Эта красивая, легкомысленная особа, находившаяся в любовной связи с Шарлем, которому в 1847 году исполнился двадцать один год, пожелала украсить свой альбом автографом великого поэта. Когда Гюго пришел к ней, то увидел ложе из розового дерева с инкрустациями старинного севрского фарфора; Алиса получила обещанное четверостишие:


В тот час, когда закат бледнеет постепенно


И над землею сумрак золотистый,


Платон Венеру ждет, возникшую из пены,


А я - на ложе восходящую Алису.


Венера притворилась обиженной вольностью стихов, бесспорно для того, чтобы доставить удовольствие встревоженному юному Шарлю. В знак извинения было написано другое четверостишие:


Порой мечтатель оскорбит свою мечту...


Но я сегодня вопрошаю удивленно


Как может оскорбить желанье ту,


Что стала вдруг Венерой для Платона?..


Произошло то, что должно было произойти. Отец восторжествовал над сыном, а толстяк Шарль страдал, сохраняя, однако, почтение, которое внушал ему "владыка" (как называли отца между собой сыновья Гюго). Будучи, как и отец, поэтом, он вслед за тем обличил в стихах жестокосердную красавицу:


О, как тебя люблю - люблю и ненавижу!


То страсть в твоей душе, то суетность я вижу,


"Добра ты или зла? - терзаюсь я, скорбя.


Из крайности одной кидаюсь я в другую,


То пламенно люблю, то бешено ревную,


Но за любовников готов убить тебя!..


Но гений одержал победу над молодостью. Молодости пришлось смириться.


Шарль Гюго - Алисе Ози:


"Зачем вы прислали письмо отцу? С одной стороны сын с чистым сердцем, глубокой любовью, безграничной преданностью; с другой - отец в ореоле славы. Вы избрали отца и славу. Я за это вас не порицаю. Всякая женщина поступила бы точно так же; прошу вас только понять, что я не в силах переносить страдания, которые мне готовит ваша любовь, разделяемая таким образом".

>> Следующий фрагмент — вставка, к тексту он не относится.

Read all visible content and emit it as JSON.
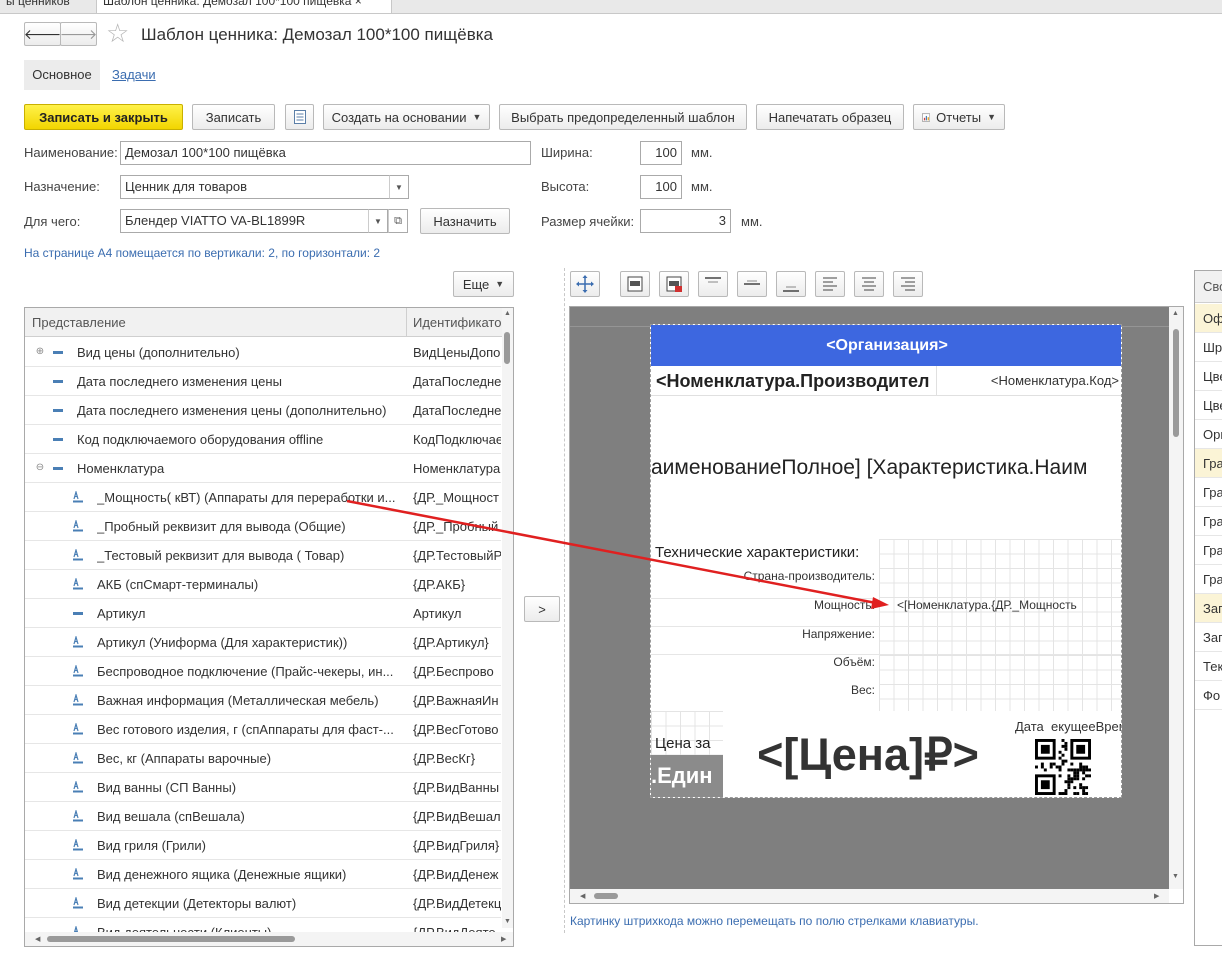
{
  "tabs": [
    {
      "label": "ы ценников"
    },
    {
      "label": "Шаблон ценника: Демозал 100*100 пищёвка ×"
    }
  ],
  "window": {
    "title": "Шаблон ценника: Демозал 100*100 пищёвка",
    "back": "🡐",
    "forward": "🡒",
    "star": "☆"
  },
  "nav": {
    "main": "Основное",
    "tasks": "Задачи"
  },
  "toolbar": {
    "save_close": "Записать и закрыть",
    "save": "Записать",
    "create_based": "Создать на основании",
    "choose_template": "Выбрать предопределенный шаблон",
    "print_sample": "Напечатать образец",
    "reports": "Отчеты"
  },
  "form": {
    "name_label": "Наименование:",
    "name_value": "Демозал 100*100 пищёвка",
    "purpose_label": "Назначение:",
    "purpose_value": "Ценник для товаров",
    "for_label": "Для чего:",
    "for_value": "Блендер VIATTO VA-BL1899R",
    "assign_button": "Назначить",
    "width_label": "Ширина:",
    "width_value": "100",
    "height_label": "Высота:",
    "height_value": "100",
    "cell_label": "Размер ячейки:",
    "cell_value": "3",
    "unit": "мм.",
    "a4_info": "На странице А4 помещается по вертикали: 2, по горизонтали: 2"
  },
  "list": {
    "more_button": "Еще",
    "col_view": "Представление",
    "col_id": "Идентификатор",
    "move_button": ">",
    "rows": [
      {
        "label": "Вид цены (дополнительно)",
        "id": "ВидЦеныДопо",
        "indent": 0,
        "icon": "dash",
        "exp": "⊕"
      },
      {
        "label": "Дата последнего изменения цены",
        "id": "ДатаПоследне",
        "indent": 0,
        "icon": "dash",
        "exp": ""
      },
      {
        "label": "Дата последнего изменения цены (дополнительно)",
        "id": "ДатаПоследне",
        "indent": 0,
        "icon": "dash",
        "exp": ""
      },
      {
        "label": "Код подключаемого оборудования offline",
        "id": "КодПодключае",
        "indent": 0,
        "icon": "dash",
        "exp": ""
      },
      {
        "label": "Номенклатура",
        "id": "Номенклатура",
        "indent": 0,
        "icon": "dash",
        "exp": "⊖"
      },
      {
        "label": "_Мощность( кВТ) (Аппараты для переработки и...",
        "id": "{ДР._Мощност",
        "indent": 1,
        "icon": "attr",
        "exp": ""
      },
      {
        "label": "_Пробный реквизит для вывода (Общие)",
        "id": "{ДР._Пробный",
        "indent": 1,
        "icon": "attr",
        "exp": ""
      },
      {
        "label": "_Тестовый реквизит для вывода ( Товар)",
        "id": "{ДР.ТестовыйР",
        "indent": 1,
        "icon": "attr",
        "exp": ""
      },
      {
        "label": "АКБ (спСмарт-терминалы)",
        "id": "{ДР.АКБ}",
        "indent": 1,
        "icon": "attr",
        "exp": ""
      },
      {
        "label": "Артикул",
        "id": "Артикул",
        "indent": 1,
        "icon": "dash",
        "exp": ""
      },
      {
        "label": "Артикул (Униформа (Для характеристик))",
        "id": "{ДР.Артикул}",
        "indent": 1,
        "icon": "attr",
        "exp": ""
      },
      {
        "label": "Беспроводное подключение (Прайс-чекеры, ин...",
        "id": "{ДР.Беспрово",
        "indent": 1,
        "icon": "attr",
        "exp": ""
      },
      {
        "label": "Важная информация (Металлическая мебель)",
        "id": "{ДР.ВажнаяИн",
        "indent": 1,
        "icon": "attr",
        "exp": ""
      },
      {
        "label": "Вес готового изделия, г (спАппараты для фаст-...",
        "id": "{ДР.ВесГотово",
        "indent": 1,
        "icon": "attr",
        "exp": ""
      },
      {
        "label": "Вес, кг (Аппараты варочные)",
        "id": "{ДР.ВесКг}",
        "indent": 1,
        "icon": "attr",
        "exp": ""
      },
      {
        "label": "Вид ванны (СП Ванны)",
        "id": "{ДР.ВидВанны",
        "indent": 1,
        "icon": "attr",
        "exp": ""
      },
      {
        "label": "Вид вешала (спВешала)",
        "id": "{ДР.ВидВешал",
        "indent": 1,
        "icon": "attr",
        "exp": ""
      },
      {
        "label": "Вид гриля (Грили)",
        "id": "{ДР.ВидГриля}",
        "indent": 1,
        "icon": "attr",
        "exp": ""
      },
      {
        "label": "Вид денежного ящика (Денежные ящики)",
        "id": "{ДР.ВидДенеж",
        "indent": 1,
        "icon": "attr",
        "exp": ""
      },
      {
        "label": "Вид детекции (Детекторы валют)",
        "id": "{ДР.ВидДетекц",
        "indent": 1,
        "icon": "attr",
        "exp": ""
      },
      {
        "label": "Вид деятельности (Клиенты)",
        "id": "{ДР.ВидДеяте",
        "indent": 1,
        "icon": "attr",
        "exp": ""
      }
    ]
  },
  "template": {
    "org": "<Организация>",
    "manufacturer": "<Номенклатура.Производител",
    "code": "<Номенклатура.Код>",
    "fullname": "аименованиеПолное] [Характеристика.Наим",
    "tech_header": "Технические характеристики:",
    "country": "Страна-производитель:",
    "power": "Мощность:",
    "power_value": "<[Номенклатура.{ДР._Мощность",
    "voltage": "Напряжение:",
    "volume": "Объём:",
    "weight": "Вес:",
    "price_for": "Цена за",
    "unit_field": ".Един",
    "price": "<[Цена]₽>",
    "date": "Дата",
    "time": "екущееВрем",
    "hint": "Картинку штрихкода можно перемещать по полю стрелками клавиатуры."
  },
  "props": {
    "header": "Сво",
    "items": [
      "Офо",
      "Шри",
      "Цве",
      "Цве",
      "Ори",
      "Гра",
      "Гра",
      "Гра",
      "Гра",
      "Гра",
      "Зап",
      "Зап",
      "Тек",
      "Фо"
    ]
  },
  "colors": {
    "accent": "#3d67e0",
    "primary_button": "#f7e01a",
    "link": "#3b6db0",
    "arrow": "#e02020"
  }
}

Адель Гюго, знавшая об этой драме, так же как и обо всех других, утешала сына; Жюльетта Друэ, которой сообщили лишь о том, что Шарль страдает из-за разбитой любви, посоветовала отправить его в Вилькье, к Огюсту Вакери. Вновь в истории семейства Гюго расплачиваться за грехи приходилось "вместо отца сыну".

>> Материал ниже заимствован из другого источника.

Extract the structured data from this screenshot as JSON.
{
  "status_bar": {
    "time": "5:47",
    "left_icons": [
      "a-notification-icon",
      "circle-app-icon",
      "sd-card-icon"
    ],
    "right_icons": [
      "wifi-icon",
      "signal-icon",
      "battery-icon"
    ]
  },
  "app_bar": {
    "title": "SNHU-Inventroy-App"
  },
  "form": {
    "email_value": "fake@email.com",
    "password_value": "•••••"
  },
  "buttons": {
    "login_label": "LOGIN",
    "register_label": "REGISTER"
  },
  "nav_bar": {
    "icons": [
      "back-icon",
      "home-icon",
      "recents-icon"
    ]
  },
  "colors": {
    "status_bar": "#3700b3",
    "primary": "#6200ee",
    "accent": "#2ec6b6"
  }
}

Все эти интрижки, которые нельзя было оправдать страстью, оставляли после себя горечь. "Одурманиваться - не значит наслаждаться жизнью". Гюго жаждал избавиться от искушений даже ценою страдания.

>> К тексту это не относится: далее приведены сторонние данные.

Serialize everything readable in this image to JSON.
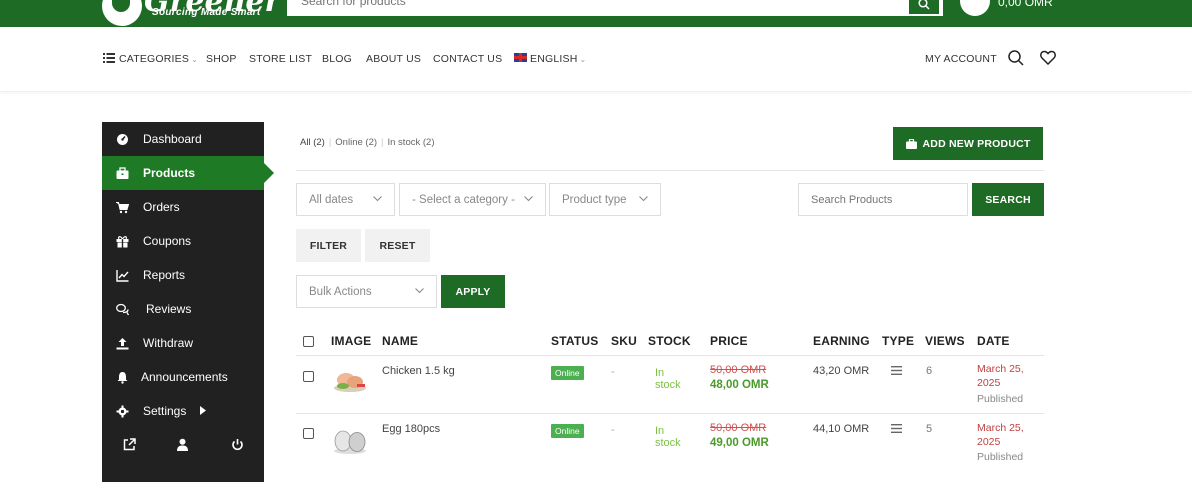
{
  "header": {
    "logo_word": "Greener",
    "logo_tagline": "Sourcing Made Smart",
    "search_placeholder": "Search for products",
    "cart_total": "0,00 OMR"
  },
  "nav": {
    "categories": "CATEGORIES",
    "shop": "SHOP",
    "store_list": "STORE LIST",
    "blog": "BLOG",
    "about": "ABOUT US",
    "contact": "CONTACT US",
    "language": "ENGLISH",
    "account": "MY ACCOUNT"
  },
  "sidebar": {
    "items": [
      {
        "label": "Dashboard",
        "icon": "dashboard-icon"
      },
      {
        "label": "Products",
        "icon": "briefcase-icon",
        "active": true
      },
      {
        "label": "Orders",
        "icon": "cart-icon"
      },
      {
        "label": "Coupons",
        "icon": "gift-icon"
      },
      {
        "label": "Reports",
        "icon": "chart-icon"
      },
      {
        "label": "Reviews",
        "icon": "comments-icon"
      },
      {
        "label": "Withdraw",
        "icon": "upload-icon"
      },
      {
        "label": "Announcements",
        "icon": "bell-icon"
      },
      {
        "label": "Settings",
        "icon": "gear-icon"
      }
    ]
  },
  "filters": {
    "all": "All",
    "all_count": "(2)",
    "online": "Online",
    "online_count": "(2)",
    "instock": "In stock",
    "instock_count": "(2)"
  },
  "toolbar": {
    "add_new": "ADD NEW PRODUCT",
    "dates": "All dates",
    "category": "- Select a category -",
    "product_type": "Product type",
    "search_placeholder": "Search Products",
    "search": "SEARCH",
    "filter": "FILTER",
    "reset": "RESET",
    "bulk": "Bulk Actions",
    "apply": "APPLY"
  },
  "table": {
    "headers": {
      "image": "IMAGE",
      "name": "NAME",
      "status": "STATUS",
      "sku": "SKU",
      "stock": "STOCK",
      "price": "PRICE",
      "earning": "EARNING",
      "type": "TYPE",
      "views": "VIEWS",
      "date": "DATE"
    },
    "rows": [
      {
        "name": "Chicken 1.5 kg",
        "status": "Online",
        "sku": "-",
        "stock_1": "In",
        "stock_2": "stock",
        "price_old": "50,00 OMR",
        "price_new": "48,00 OMR",
        "earning": "43,20 OMR",
        "views": "6",
        "date_1": "March 25,",
        "date_2": "2025",
        "state": "Published"
      },
      {
        "name": "Egg 180pcs",
        "status": "Online",
        "sku": "-",
        "stock_1": "In",
        "stock_2": "stock",
        "price_old": "50,00 OMR",
        "price_new": "49,00 OMR",
        "earning": "44,10 OMR",
        "views": "5",
        "date_1": "March 25,",
        "date_2": "2025",
        "state": "Published"
      }
    ]
  }
}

После трагедии в Вилькье, после смерти Леопольдины и Клер у Гюго возникла потребность поверить в то, что он когда-нибудь встретится с усопшими. "Нежный ангел, ужель это так невозможно плиту приподнять и с тобой говорить?" Он размышлял о загробной жизни. Он стремился создать для себя философию религии, изучал оккультные науки, учившие, что даже в этом мире возможно общение с душами отошедших. Такими мыслями и объясняется тот затуманенный и отчужденный взгляд, какой бывал тогда у Гюго, человека еще молодого, сильного и по всей видимости торжествующего. Девятнадцатого февраля 1848 года, сидя в своем кресле пэра, погрузившись в неопределенное раздумье, он написал на листке бумаги: "Нужда ведет народ к революциям, а революции ввергают его в нужду". Вначале он думал о возможностях борьбы, но затем, поняв, что он одинок, отказался от этой мысли. "Лучше уж не восставать, чем восставать в одиночку, - сказал он графу Дарю. - Я люблю опасность, но не желаю оказаться в смешном положении". И так он продолжал играть свою роль с болью в сердце.